Founding Faculty Awards Honor Research by Emily Armbruster and Pierce Ford

January 14, 2026

By Mario Aguilera

Recent Founding Faculty Award winners

(from left) Founding Faculty Award recipient Pierce Ford, Professor Eric Bennett, Professor Joe Pogliano, Founding Faculty Award recipient Emily Armbruster and Dean Kit Pogliano.

Graduate students across the UC San Diego campus conduct a range of impactful research studies, spanning from probing the causes of disease to how the brain functions to the environmental effects of pollution.

UC San Diego’s School of Biological Sciences has made an annual tradition of celebrating outstanding graduate student research. Awarded since 2015, Founding Faculty Awards for Graduate Excellence are selected by a committee of Biological Sciences faculty members.

The 2025-2026 Biological Sciences Founding Faculty Awards were recently presented to Emily Armbruster and Pierce Ford.

Emily Armbruster outside Founding Faculty event

Emily Armbruster

Armbruster, who conducted research in the labs of Professors Joe and Kit Pogliano, is being recognized for contributions to science’s understanding of large bacteriophage, which are viruses that infect bacteria and are being developed as new agents for bacterial infection treatments. Armbruster served as co-lead author of “Sequential membrane- and protein-bound organelles compartmentalize genomes during phage infection,” a study published in Cell Host & Microbe that described the discovery of a stealth membrane-bound sac, or vesicle, that jumbo phages use to evade detection by the bacterial immune system. “When phage infect a bacterial cell, the EPI vesicle protects the genome of the virus during early stages of infection when it’s very vulnerable,” said Armbruster. “Bacteria and viruses are often dismissed as simple organisms but they’re actually capable of very sophisticated intracellular warfare and this study is a new example of that.”

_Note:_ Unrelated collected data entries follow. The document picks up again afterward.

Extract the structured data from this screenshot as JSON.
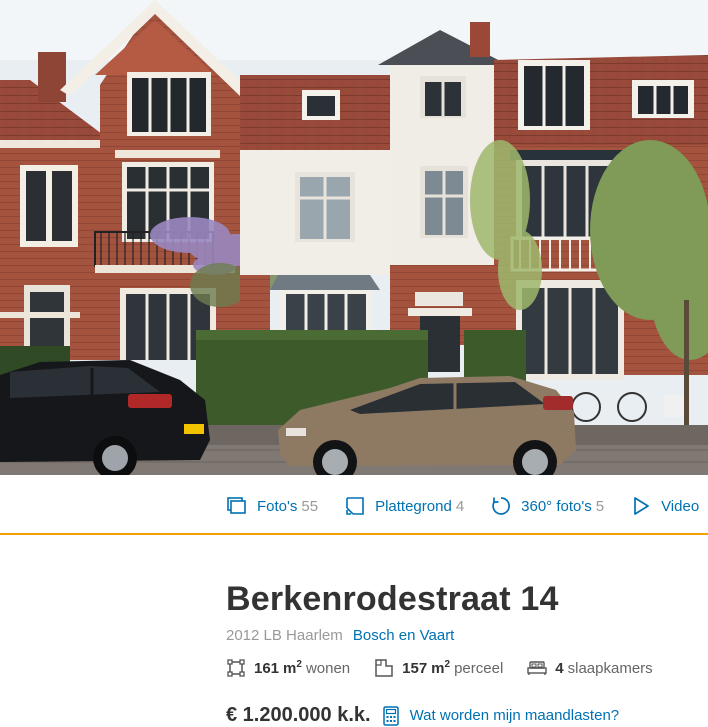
{
  "media": {
    "tabs": [
      {
        "label": "Foto's",
        "count": "55",
        "icon": "photos-icon"
      },
      {
        "label": "Plattegrond",
        "count": "4",
        "icon": "floorplan-icon"
      },
      {
        "label": "360° foto's",
        "count": "5",
        "icon": "rotate-360-icon"
      },
      {
        "label": "Video",
        "count": "",
        "icon": "play-icon"
      }
    ],
    "accent_color": "#f2a100",
    "link_color": "#0071b3"
  },
  "listing": {
    "title": "Berkenrodestraat 14",
    "postal_city": "2012 LB Haarlem",
    "neighborhood": "Bosch en Vaart",
    "features": {
      "living_value": "161",
      "living_unit": "m",
      "living_label": "wonen",
      "plot_value": "157",
      "plot_unit": "m",
      "plot_label": "perceel",
      "bedrooms_value": "4",
      "bedrooms_label": "slaapkamers",
      "sup": "2"
    },
    "price": "€ 1.200.000 k.k.",
    "mortgage_link": "Wat worden mijn maandlasten?"
  }
}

Armbruster graduated with a bachelor’s degree in biology from California Lutheran University in 2019. As an undergraduate, she conducted research in both organic chemistry, developing novel DNA dye molecules, and molecular parasitology, studying the life cycle of dysentery-causing amoeba. Armbruster completed her Biological Sciences PhD in summer 2025 and is now a postdoctoral scholar at the Berkeley-based Innovative Genomics Institute studying the bacterial immune system.

Pierce Ford outside Founding Faclty event

Pierce Ford

Ford, a fourth-year doctoral student in Professor Eric Bennett’s lab, was honored with a Founding Faculty award for his research uncovering new quality control machinery that oversees proper ribosome function, a key molecular machine within cells that decodes genetic information into proteins. More than half of the cell’s energy is spent synthesizing ribosomes, and many human genetic diseases are linked to defective ribosome assembly. Ford is the lead author of “RNF10 and RIOK3 facilitate 40S ribosomal subunit degradation upon 60S biogenesis disruption or amino acid starvation,” a study published in Cell Reports. The research focuses on translation quality control pathways and provides the first evidence of a mechanism for targeting problematic ribosomes for degradation in response to translation stress.

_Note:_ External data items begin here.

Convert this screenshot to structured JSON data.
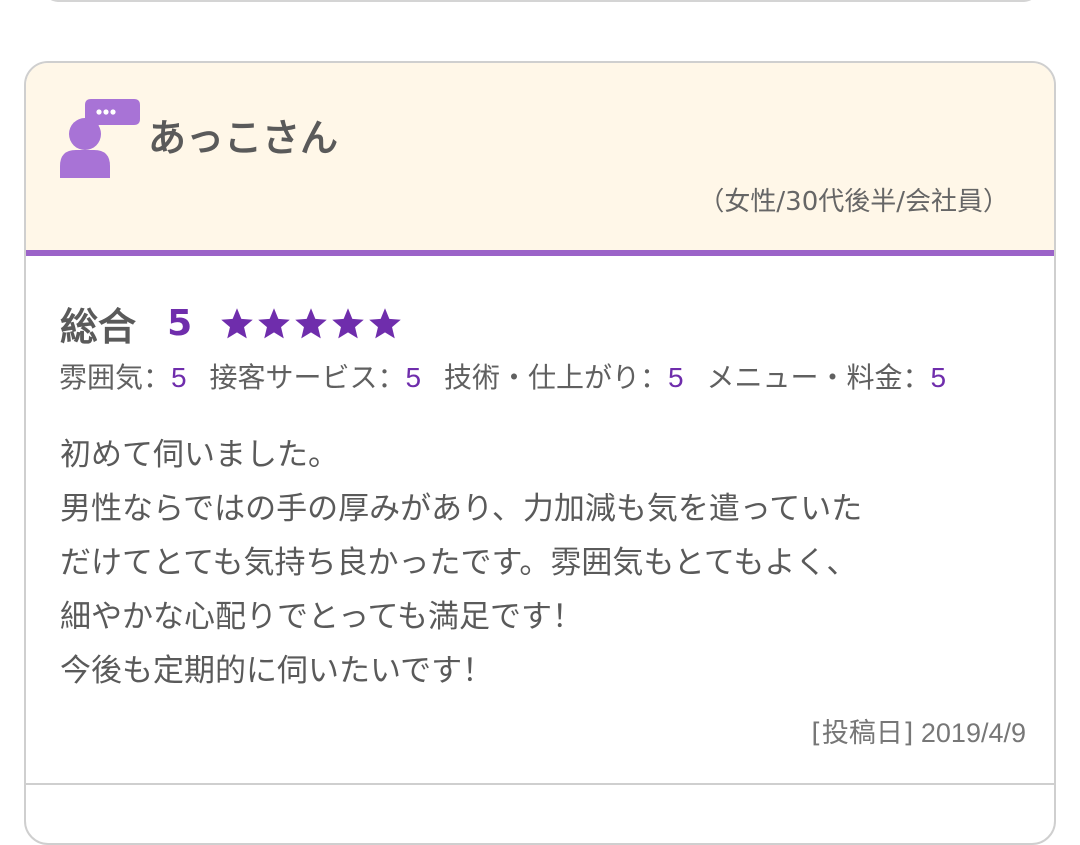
{
  "review": {
    "reviewer_name": "あっこさん",
    "reviewer_profile": "（女性/30代後半/会社員）",
    "avatar_icon": "user-comment-icon",
    "overall_label": "総合",
    "overall_score": "5",
    "overall_rating": 5,
    "rating_max": 5,
    "star_icon": "star-icon",
    "sub_ratings": [
      {
        "label": "雰囲気：",
        "value": "5"
      },
      {
        "label": "接客サービス：",
        "value": "5"
      },
      {
        "label": "技術・仕上がり：",
        "value": "5"
      },
      {
        "label": "メニュー・料金：",
        "value": "5"
      }
    ],
    "comment": "初めて伺いました。\n男性ならではの手の厚みがあり、力加減も気を遣っていた\nだけてとても気持ち良かったです。雰囲気もとてもよく、\n細やかな心配りでとっても満足です！\n今後も定期的に伺いたいです！",
    "post_date_label": "[投稿日]",
    "post_date": "2019/4/9"
  },
  "colors": {
    "accent": "#6f2dac",
    "header_background": "#fff7e8",
    "header_border": "#9b63c8",
    "avatar": "#a873d6"
  }
}
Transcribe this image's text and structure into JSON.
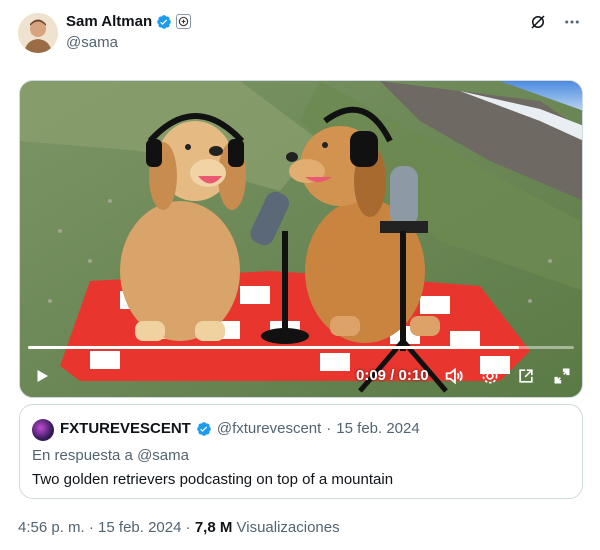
{
  "tweet": {
    "author": {
      "display_name": "Sam Altman",
      "handle": "@sama",
      "verified": true,
      "affiliation_badge_icon": "organization-badge-icon"
    },
    "header_actions": [
      {
        "name": "grok-icon"
      },
      {
        "name": "more-options-icon",
        "label": "···"
      }
    ],
    "video": {
      "current_time": "0:09",
      "duration": "0:10",
      "time_display": "0:09 / 0:10",
      "progress": 0.9,
      "controls": [
        "play-icon",
        "volume-icon",
        "settings-icon",
        "popout-icon",
        "fullscreen-icon"
      ]
    },
    "quoted": {
      "display_name": "FXTUREVESCENT",
      "handle": "@fxturevescent",
      "separator": "·",
      "date": "15 feb. 2024",
      "reply_to": "En respuesta a @sama",
      "text": "Two golden retrievers podcasting on top of a mountain"
    },
    "footer": {
      "time": "4:56 p. m.",
      "separator": "·",
      "date": "15 feb. 2024",
      "views_count": "7,8 M",
      "views_label": "Visualizaciones"
    }
  },
  "colors": {
    "verified_blue": "#1d9bf0",
    "secondary_text": "#536471",
    "primary_text": "#0f1419",
    "border": "#cfd9de"
  }
}
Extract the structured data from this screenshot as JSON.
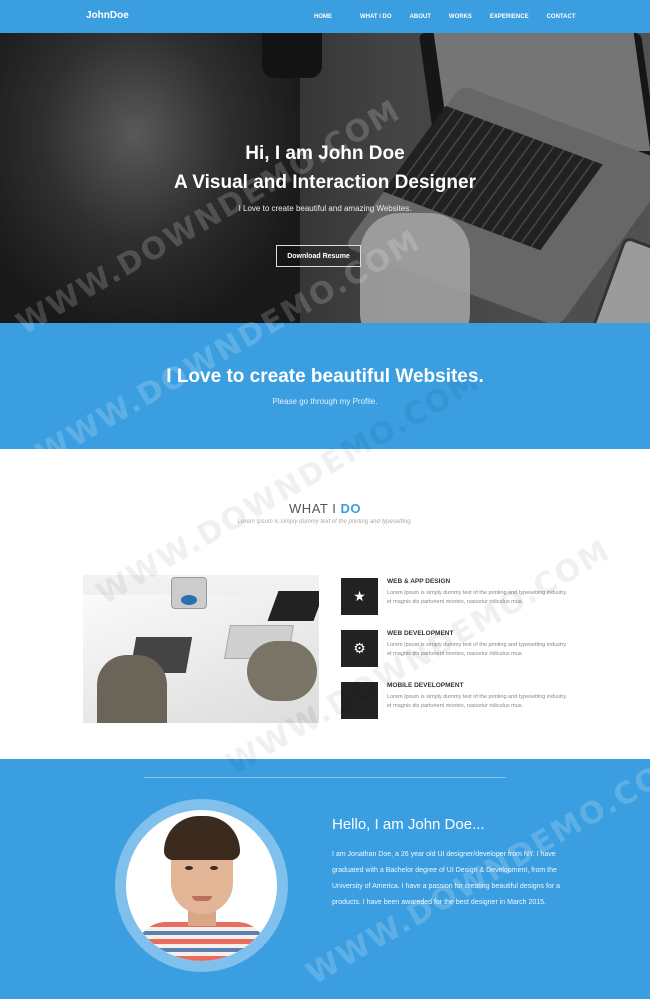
{
  "nav": {
    "brand": "JohnDoe",
    "items": [
      "HOME",
      "WHAT I DO",
      "ABOUT",
      "WORKS",
      "EXPERIENCE",
      "CONTACT"
    ]
  },
  "hero": {
    "line1": "Hi, I am John Doe",
    "line2": "A Visual and Interaction Designer",
    "subtitle": "I Love to create beautiful and amazing Websites.",
    "button": "Download Resume"
  },
  "band": {
    "title": "I Love to create beautiful Websites.",
    "subtitle": "Please go through my Profile."
  },
  "what": {
    "title_plain": "WHAT I",
    "title_highlight": "DO",
    "subtitle": "Lorem Ipsum is simply dummy text of the printing and typesetting.",
    "services": [
      {
        "icon": "star-icon",
        "glyph": "★",
        "title": "WEB & APP DESIGN",
        "desc": "Lorem Ipsum is simply dummy text of the printing and typesetting industry et magnis dis parturient montes, nascetur ridiculus mus."
      },
      {
        "icon": "android-icon",
        "glyph": "⚙",
        "title": "WEB DEVELOPMENT",
        "desc": "Lorem Ipsum is simply dummy text of the printing and typesetting industry et magnis dis parturient montes, nascetur ridiculus mus."
      },
      {
        "icon": "apple-icon",
        "glyph": "",
        "title": "MOBILE DEVELOPMENT",
        "desc": "Lorem Ipsum is simply dummy text of the printing and typesetting industry et magnis dis parturient montes, nascetur ridiculus mus."
      }
    ]
  },
  "about": {
    "title": "Hello, I am John Doe...",
    "text": "I am Jonathan Doe, a 26 year old UI designer/developer from NY. I have graduated with a Bachelor degree of UI Design & Development, from the University of America. I have a passion for creating beautiful designs for a products. I have been awareded for the best designer in March 2015."
  },
  "watermark": "WWW.DOWNDEMO.COM",
  "colors": {
    "accent": "#3a9ee0",
    "dark": "#222222"
  }
}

Ford received his bachelor’s degree in molecular, cell and developmental biology from UCLA in 2019. Initially a mathematics major, his passion for biology was ignited by a genetic engineering course taught by the late Professor Robert Goldberg, who became his mentor and advisor following the class. After switching majors, Ford began working in Goldberg’s lab on decoding soybean seed gene regulatory networks. He joined the Bennett Lab in the UC San Diego School of Biological Sciences in 2022, focusing on characterizing mechanisms that regulate protein synthesis with an aim to leverage these mechanisms to improve cellular stress response systems.

Photos of Founding Faculty Award honorees are featured in the lobby of Bonner Hall.